Gastarbeiter Sonderzug

Von Klaus Meinke.
Im vergangenen Jahr 2025 wurde daran erinnert, dass vor 70 Jahren mit dem Gastarbeiterabkommen neue Arbeitskräfte für die Bundesrepublik gewonnen wurden. Der erste Gastarbeiter, den ich sah, war Antonio, der 1957 zufällig am Haus vorbeiging als wir Kaffee tranken, und mein Vater sagte: „Das ist der Italiener Antonio, der war schon in der Praxis bei mir. Er leidet unter der Kälte und Heimweh.“
Elf Jahre später bekam ich im Ferienjob bei der Bahn den Auftrag, einen Liegewagen des „Gastarbeiter-Sonderzugs“ von Stuttgart nach Bari zu betreuen. Da hatte ich zum ersten Mal echten Kontakt zu Gastarbeitern.
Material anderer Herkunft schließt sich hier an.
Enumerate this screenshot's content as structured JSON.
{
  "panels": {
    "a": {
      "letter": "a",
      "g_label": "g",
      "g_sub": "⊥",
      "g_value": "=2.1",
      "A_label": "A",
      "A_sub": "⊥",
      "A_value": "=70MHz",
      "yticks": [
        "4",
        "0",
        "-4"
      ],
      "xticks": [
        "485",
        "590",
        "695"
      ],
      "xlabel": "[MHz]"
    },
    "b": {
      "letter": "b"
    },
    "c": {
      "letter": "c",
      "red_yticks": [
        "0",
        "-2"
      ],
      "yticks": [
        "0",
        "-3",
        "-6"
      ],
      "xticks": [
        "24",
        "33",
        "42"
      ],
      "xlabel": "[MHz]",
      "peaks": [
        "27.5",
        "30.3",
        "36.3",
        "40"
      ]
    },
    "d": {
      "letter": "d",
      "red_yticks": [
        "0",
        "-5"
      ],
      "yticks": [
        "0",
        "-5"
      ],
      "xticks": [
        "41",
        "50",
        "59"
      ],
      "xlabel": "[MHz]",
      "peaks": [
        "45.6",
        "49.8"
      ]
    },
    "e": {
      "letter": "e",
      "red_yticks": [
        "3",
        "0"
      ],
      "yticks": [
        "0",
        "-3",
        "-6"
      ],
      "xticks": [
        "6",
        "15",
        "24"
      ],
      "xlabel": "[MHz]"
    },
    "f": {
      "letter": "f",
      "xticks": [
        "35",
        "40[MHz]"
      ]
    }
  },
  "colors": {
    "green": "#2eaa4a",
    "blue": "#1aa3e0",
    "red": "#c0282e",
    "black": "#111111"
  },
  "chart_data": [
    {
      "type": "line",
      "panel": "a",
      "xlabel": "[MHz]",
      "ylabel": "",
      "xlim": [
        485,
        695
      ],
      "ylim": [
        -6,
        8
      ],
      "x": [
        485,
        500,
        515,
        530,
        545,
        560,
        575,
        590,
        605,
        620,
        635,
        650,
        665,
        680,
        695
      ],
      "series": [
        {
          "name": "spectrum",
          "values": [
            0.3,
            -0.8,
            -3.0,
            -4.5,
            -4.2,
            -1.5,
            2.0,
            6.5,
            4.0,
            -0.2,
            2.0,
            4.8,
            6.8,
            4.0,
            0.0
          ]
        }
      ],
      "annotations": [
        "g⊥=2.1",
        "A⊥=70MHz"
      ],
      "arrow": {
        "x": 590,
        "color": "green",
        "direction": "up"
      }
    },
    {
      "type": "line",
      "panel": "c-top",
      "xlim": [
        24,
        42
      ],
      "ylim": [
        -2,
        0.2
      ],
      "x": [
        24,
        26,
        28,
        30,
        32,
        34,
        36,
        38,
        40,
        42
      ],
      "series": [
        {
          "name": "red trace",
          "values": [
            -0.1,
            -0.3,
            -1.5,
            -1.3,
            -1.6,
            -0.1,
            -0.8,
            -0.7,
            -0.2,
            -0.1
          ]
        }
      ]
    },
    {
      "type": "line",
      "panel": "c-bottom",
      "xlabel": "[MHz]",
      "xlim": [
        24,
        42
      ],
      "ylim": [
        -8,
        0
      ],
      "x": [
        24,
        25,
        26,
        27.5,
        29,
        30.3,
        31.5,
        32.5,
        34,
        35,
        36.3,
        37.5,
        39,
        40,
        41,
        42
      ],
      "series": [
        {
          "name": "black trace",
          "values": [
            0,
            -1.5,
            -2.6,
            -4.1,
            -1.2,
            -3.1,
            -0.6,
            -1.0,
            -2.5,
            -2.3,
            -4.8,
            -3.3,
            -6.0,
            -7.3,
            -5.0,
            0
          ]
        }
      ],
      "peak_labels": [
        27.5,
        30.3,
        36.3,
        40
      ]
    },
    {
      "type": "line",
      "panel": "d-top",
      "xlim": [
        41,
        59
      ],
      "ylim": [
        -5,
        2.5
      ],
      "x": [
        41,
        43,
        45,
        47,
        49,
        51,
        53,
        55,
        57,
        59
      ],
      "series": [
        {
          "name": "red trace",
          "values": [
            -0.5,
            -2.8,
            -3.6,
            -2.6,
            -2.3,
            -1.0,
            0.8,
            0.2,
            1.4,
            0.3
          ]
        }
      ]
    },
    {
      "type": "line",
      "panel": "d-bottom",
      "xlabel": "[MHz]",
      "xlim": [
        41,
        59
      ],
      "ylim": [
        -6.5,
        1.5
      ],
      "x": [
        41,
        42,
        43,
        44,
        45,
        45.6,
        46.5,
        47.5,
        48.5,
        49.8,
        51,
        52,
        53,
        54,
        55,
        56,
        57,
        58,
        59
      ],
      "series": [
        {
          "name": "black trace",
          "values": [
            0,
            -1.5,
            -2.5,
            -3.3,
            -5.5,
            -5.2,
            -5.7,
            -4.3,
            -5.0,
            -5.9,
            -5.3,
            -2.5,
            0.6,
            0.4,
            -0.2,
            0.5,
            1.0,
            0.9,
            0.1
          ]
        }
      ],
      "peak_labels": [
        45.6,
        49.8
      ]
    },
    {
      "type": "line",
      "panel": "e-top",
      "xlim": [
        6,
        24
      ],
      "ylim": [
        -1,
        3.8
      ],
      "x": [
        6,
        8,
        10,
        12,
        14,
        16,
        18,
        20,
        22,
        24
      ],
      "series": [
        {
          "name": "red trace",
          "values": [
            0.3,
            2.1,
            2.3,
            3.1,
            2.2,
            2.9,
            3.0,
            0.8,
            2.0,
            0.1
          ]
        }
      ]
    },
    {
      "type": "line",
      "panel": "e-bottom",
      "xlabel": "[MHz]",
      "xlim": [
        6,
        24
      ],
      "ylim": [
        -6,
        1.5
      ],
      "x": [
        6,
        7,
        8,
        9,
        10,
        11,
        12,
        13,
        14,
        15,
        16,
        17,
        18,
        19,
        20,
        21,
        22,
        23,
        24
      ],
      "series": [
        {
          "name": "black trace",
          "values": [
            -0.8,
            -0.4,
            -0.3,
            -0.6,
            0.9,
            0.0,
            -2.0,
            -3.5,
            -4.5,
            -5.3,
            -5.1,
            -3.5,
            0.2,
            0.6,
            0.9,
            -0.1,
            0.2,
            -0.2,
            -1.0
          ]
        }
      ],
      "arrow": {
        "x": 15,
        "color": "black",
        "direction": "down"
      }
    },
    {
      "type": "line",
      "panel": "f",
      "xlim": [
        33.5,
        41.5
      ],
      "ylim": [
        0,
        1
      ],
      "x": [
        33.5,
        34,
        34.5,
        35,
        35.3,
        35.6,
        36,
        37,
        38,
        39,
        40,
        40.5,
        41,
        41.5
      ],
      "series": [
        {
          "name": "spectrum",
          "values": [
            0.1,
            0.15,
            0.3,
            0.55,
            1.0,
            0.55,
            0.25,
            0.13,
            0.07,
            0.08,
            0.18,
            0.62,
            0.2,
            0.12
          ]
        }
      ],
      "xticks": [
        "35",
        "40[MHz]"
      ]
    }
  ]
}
Als ich von Frankfurt kommend in den Hauptbahnhof Stuttgart einfuhr, fiel mir schon ein Bahnsteig auf, auf dem eine Unmenge von Menschen herumwimmelte. Der Sonderzug stand schon bereit. „Mein“ Liegewagen war am Ende des Zuges, und ich musste mich durch diese Menschenmenge drängeln, die alle in den Zug wollten oder nur zum Abschied gekommen waren. Ein Abschied der auch mit tatkräftiger Hilfeleistung beim Einladen verbunden war. Denn jeder, der hier mitfahren wollte, hatte mehr als einen Koffer. Abgesehen davon, dass ich Koffer einer Größe sah, die mir unbekannt war. Aber es waren auch kleine Haushaltsgeräte, Kühlschränke, Staubsauger, und das alles gut verpackt. Durch Türen und Fernster wurde es in die Waggons geladen. Der Zug konnte erst mit Verspätung abfahren, weil diese Fülle von Menschen und Gepäck kaum fassbar war. Entsprechend voll waren dann die Abteile, und auf den Gängen war kaum ein Durchkommen. Dabei waren es keineswegs nur D-Zug-Wagen, die eingesetzt waren. Ganz normale Regionalbahnwagen und sogar Wagen der amerikanischen Armee (ja, das gab es tatsächlich!) mit nur einer Toilette, aber dafür auch einer Dusche, waren Teil des Zuges. Der Schaffner brauchte mehr als zwei Stunden, bis er zu meinem Liegewagen am Schluss des Zuges vorgedrungen war, und musste dabei mehrfach durch völlig vollgestellte Gänge klettern.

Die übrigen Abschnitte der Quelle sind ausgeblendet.